Since TARP facilitated the consolidation of banks, the problem of “too big to fail” has become worse, and therefore the excessive risk-taking that it engenders has grown worse.  The banks carried on paying out dividends and bonuses and didn’t even pretend to resume lending.

The most recent recipient of the Nobel Prize in Economics, Paul Krugman, has become increasingly vocal in his criticism of the Obama administration’s approach to this problem:

A real fix for the troubles of the banking system might help make up for the inadequate size of the stimulus plan, so it was good to hear that Mr. Obama spends at least an hour each day with his economic advisors, “talking through how we are approaching the financial markets.”  But he went on to dismiss calls for decisive action as coming from “blogs” (actually, they’re coming from many other places, including at least one president of a Federal Reserve bank), and suggested that critics want to “nationalize all the banks” (something nobody is proposing).

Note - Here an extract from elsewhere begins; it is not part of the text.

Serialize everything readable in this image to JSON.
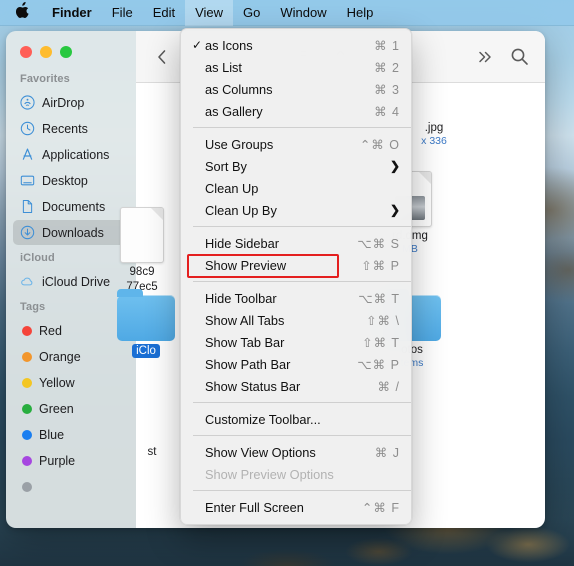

As I read it, this dismissal — together with the continuing failure to announce any broad plans for bank restructuring — means that the White House has decided to muddle through on the financial front, relying on economic recovery to rescue the banks rather than the other way around.  And with the stimulus plan too small to deliver an economic recovery … well, you get the picture.

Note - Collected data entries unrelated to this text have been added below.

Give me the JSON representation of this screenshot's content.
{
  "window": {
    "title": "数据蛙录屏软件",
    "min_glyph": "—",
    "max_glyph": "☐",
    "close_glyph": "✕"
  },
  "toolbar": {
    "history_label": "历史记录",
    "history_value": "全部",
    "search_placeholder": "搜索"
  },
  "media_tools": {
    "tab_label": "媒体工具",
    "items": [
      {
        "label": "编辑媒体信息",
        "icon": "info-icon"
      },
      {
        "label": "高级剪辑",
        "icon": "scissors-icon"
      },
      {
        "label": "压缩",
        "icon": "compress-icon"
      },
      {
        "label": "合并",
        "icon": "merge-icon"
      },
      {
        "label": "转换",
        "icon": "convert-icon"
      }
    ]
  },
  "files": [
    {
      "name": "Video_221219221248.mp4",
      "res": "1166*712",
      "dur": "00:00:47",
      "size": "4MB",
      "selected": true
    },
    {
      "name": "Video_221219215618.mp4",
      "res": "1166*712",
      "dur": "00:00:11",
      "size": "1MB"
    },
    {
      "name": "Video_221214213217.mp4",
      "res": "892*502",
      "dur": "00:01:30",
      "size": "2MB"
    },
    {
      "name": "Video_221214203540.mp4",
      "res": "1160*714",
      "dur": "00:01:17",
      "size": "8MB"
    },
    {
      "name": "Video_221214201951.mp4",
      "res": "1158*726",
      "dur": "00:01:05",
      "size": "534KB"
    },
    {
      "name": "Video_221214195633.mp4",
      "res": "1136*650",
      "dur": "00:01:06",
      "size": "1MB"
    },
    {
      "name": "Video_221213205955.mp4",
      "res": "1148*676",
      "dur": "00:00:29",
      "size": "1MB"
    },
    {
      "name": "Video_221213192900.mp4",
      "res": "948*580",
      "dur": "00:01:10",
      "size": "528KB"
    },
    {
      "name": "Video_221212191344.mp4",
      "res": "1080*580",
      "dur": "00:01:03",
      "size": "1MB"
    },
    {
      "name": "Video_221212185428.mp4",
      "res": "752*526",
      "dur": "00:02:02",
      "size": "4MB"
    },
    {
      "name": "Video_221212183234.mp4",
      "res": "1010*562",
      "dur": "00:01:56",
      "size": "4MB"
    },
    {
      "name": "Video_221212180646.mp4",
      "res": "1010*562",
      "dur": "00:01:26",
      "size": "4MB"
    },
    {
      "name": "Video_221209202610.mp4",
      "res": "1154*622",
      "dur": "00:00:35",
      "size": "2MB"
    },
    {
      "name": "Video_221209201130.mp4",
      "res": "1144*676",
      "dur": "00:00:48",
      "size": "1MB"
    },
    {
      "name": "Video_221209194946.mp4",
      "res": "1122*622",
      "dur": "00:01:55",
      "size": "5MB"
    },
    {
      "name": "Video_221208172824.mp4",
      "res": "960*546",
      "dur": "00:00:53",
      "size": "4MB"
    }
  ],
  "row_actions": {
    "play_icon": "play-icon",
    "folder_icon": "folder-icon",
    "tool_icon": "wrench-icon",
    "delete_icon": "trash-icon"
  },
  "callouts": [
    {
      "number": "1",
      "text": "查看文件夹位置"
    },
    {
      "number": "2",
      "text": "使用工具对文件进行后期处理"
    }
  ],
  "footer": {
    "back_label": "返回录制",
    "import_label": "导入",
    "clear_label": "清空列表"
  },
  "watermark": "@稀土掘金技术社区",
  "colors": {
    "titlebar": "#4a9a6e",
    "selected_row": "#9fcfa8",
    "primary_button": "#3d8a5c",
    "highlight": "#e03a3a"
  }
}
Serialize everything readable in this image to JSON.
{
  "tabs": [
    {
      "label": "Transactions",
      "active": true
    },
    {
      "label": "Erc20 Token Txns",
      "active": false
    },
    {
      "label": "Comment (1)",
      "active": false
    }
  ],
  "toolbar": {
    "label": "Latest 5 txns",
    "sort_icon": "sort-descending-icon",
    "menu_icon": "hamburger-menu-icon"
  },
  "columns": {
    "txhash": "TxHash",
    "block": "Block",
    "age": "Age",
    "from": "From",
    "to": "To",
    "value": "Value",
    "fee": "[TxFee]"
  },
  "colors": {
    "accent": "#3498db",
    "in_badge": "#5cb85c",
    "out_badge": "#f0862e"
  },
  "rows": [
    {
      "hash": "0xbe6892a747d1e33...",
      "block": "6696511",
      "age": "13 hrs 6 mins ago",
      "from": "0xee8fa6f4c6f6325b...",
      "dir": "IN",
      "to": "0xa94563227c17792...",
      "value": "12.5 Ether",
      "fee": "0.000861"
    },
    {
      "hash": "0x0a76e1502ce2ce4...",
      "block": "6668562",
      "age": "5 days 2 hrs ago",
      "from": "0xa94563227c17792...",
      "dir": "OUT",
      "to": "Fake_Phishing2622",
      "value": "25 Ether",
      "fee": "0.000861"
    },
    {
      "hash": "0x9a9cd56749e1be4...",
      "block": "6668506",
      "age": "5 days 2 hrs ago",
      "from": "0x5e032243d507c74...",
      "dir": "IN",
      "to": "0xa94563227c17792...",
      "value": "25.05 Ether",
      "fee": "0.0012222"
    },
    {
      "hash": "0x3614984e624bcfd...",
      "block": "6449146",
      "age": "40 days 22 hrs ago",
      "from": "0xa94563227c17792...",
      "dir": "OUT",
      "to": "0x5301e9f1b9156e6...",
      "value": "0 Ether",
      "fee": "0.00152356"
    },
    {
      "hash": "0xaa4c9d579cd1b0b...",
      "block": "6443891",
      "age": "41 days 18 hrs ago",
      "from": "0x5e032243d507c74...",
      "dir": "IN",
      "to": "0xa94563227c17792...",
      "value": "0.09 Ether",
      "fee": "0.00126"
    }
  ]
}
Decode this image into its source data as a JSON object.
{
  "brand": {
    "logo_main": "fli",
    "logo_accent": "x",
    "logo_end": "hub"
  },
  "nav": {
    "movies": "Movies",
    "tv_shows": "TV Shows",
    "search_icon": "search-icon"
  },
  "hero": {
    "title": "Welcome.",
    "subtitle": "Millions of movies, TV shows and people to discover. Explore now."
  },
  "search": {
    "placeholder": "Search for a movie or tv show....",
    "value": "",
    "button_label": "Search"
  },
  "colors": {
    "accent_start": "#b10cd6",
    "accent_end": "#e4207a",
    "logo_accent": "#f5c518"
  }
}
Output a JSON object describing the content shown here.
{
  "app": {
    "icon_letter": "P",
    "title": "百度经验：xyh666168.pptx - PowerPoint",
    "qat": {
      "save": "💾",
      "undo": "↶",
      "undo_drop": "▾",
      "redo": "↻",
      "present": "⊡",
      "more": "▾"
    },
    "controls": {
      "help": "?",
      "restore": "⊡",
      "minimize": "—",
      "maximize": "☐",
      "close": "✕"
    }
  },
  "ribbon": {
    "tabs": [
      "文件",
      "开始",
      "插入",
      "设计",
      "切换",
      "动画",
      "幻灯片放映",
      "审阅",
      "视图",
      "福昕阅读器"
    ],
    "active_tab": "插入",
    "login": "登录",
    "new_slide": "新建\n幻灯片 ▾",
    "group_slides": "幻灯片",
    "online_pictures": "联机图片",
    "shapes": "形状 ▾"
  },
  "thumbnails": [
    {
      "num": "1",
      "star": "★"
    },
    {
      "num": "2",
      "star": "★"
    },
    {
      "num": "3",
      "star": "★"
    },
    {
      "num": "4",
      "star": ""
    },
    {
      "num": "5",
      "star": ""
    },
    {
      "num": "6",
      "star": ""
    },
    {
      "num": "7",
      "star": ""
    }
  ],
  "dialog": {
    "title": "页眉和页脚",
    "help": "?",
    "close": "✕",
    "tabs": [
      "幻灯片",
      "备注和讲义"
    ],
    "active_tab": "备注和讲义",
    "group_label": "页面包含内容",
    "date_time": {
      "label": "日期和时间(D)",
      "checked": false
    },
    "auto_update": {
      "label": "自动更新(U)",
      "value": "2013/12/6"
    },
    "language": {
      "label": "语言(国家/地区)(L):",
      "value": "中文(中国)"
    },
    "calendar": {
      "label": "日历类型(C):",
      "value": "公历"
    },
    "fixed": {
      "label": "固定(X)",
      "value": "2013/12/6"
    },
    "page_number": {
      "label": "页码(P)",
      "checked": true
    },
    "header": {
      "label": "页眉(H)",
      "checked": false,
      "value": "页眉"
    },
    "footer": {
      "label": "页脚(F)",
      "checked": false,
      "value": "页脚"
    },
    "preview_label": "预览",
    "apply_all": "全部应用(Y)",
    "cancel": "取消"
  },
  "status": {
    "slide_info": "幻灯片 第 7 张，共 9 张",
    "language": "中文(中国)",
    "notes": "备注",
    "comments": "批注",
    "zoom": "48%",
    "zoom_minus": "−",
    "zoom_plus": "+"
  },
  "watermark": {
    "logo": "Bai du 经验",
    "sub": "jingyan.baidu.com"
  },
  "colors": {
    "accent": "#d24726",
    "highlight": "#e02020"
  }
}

Is the administration’s approach to the financial crisis being handicapped by an over-extension of resources because of the overwhelming demands of the “big bang” strategy?  Whether or not that is the case, the administration’s current solution to the bank problem is drawing criticism from both the left and the right.  If President Obama stays with the course charted by “Turbo” Tim Geithner, odds are that our new President will be restricted to a single term in The White House.